Regex lazy quantifier vs negation class in MarkDow

2019-05-18 18:40发布

问题:

I'm looking through the MarkDown code written in Perl by John Gruber, and there is a sub called _Detab that converts tabs to spaces while preserving the indentation of the text. The line of code in question is 1314 in Markdown.pl:

$text =~ s{(.*?)\t}{$1.(' ' x ($g_tab_width - length($1) % $g_tab_width))}ge;

Wouldn't this cause unnecessary backtracking? Wouldn't the following pattern perform more efficiently?

/([^\t\n]*)\t/

Or am I missing something?

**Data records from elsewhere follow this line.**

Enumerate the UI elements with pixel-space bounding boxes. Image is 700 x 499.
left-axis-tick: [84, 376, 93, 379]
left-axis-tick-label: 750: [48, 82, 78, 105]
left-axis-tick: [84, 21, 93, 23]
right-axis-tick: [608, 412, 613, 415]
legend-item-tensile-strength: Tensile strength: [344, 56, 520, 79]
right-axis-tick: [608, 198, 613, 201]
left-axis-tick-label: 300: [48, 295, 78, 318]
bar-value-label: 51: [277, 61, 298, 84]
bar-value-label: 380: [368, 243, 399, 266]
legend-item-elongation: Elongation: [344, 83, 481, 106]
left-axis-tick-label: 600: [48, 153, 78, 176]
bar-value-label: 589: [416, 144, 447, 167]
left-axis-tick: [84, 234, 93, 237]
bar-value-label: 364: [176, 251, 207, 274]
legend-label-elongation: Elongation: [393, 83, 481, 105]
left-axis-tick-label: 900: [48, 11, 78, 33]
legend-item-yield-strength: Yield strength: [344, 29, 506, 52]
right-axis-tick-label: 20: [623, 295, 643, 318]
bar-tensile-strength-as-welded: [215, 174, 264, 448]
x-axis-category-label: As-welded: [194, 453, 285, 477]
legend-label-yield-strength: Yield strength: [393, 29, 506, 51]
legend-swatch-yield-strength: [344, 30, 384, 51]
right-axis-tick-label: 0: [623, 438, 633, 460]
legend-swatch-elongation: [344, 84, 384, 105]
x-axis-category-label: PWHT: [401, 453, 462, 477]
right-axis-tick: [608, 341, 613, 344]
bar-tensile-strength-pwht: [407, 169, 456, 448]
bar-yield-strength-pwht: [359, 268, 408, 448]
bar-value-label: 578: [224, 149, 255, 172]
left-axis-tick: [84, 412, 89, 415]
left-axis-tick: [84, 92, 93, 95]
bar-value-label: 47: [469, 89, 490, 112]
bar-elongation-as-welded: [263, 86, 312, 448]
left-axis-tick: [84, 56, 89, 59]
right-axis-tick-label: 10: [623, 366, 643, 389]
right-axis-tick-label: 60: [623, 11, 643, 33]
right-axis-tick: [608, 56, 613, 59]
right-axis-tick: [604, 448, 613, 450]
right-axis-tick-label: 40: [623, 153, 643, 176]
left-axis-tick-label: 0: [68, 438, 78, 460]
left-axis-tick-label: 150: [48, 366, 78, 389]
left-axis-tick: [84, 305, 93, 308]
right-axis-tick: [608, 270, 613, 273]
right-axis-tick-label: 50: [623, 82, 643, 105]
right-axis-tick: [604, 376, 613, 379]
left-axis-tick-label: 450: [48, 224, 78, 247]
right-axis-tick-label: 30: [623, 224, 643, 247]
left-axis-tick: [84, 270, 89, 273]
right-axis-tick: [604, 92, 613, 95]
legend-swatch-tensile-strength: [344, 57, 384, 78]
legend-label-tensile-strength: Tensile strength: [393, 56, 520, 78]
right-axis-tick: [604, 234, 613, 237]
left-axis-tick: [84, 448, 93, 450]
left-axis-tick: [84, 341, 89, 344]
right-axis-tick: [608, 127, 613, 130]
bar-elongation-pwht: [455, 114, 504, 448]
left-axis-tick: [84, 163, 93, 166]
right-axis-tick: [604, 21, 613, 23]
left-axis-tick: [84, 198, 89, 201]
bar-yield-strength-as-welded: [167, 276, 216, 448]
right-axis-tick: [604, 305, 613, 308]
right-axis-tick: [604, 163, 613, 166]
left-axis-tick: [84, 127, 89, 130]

Thanks.

BTW, I'm only negating \n and not \r because all line breaks are standardized to \n beforehand.

回答1:

Don't guess when you can benchmark:

use Benchmark 'cmpthese';

my $source = "\t\thello\n\t\t\tworld\n" x 100;
my $g_tab_width = 8;

my ($textU, $textN);

cmpthese(-3, {
  ungreedy => sub {
    $textU = $source;
    $textU =~ s{(.*?)\t}{$1.(' ' x ($g_tab_width - length($1) % $g_tab_width))}ge;
  },

 negated => sub {
    $textN = $source;
    $textN =~ s{([^\n\t]*)\t}{$1.(' ' x ($g_tab_width - length($1) % $g_tab_width))}ge;
  },
});

die "whoops" unless $textN eq $textU; # ensure they do the same thing

I find that the non-greedy version (as it appears in the Markdown source) is roughly 40% faster than the negated character class you suggest:

           Rate  negated ungreedy
negated  1204/s       --     -30%
ungreedy 1718/s      43%       --

My guess would be that matching . is more efficient than the negated character class, which makes up for the extra backtracking. More tests would be necessary to confirm that.



回答2:

You are correct. This would cause unnecessary backtracking. Yes, your pattern would be more efficient.

Most people don't really understand or think about how regexps work and/or just do things the way they've been taught. I don't know the particulars of this code or the author, but that's a very common regexp you'll see in perl code.

And, to be honest, for most use cases it doesn't really make that much of a difference.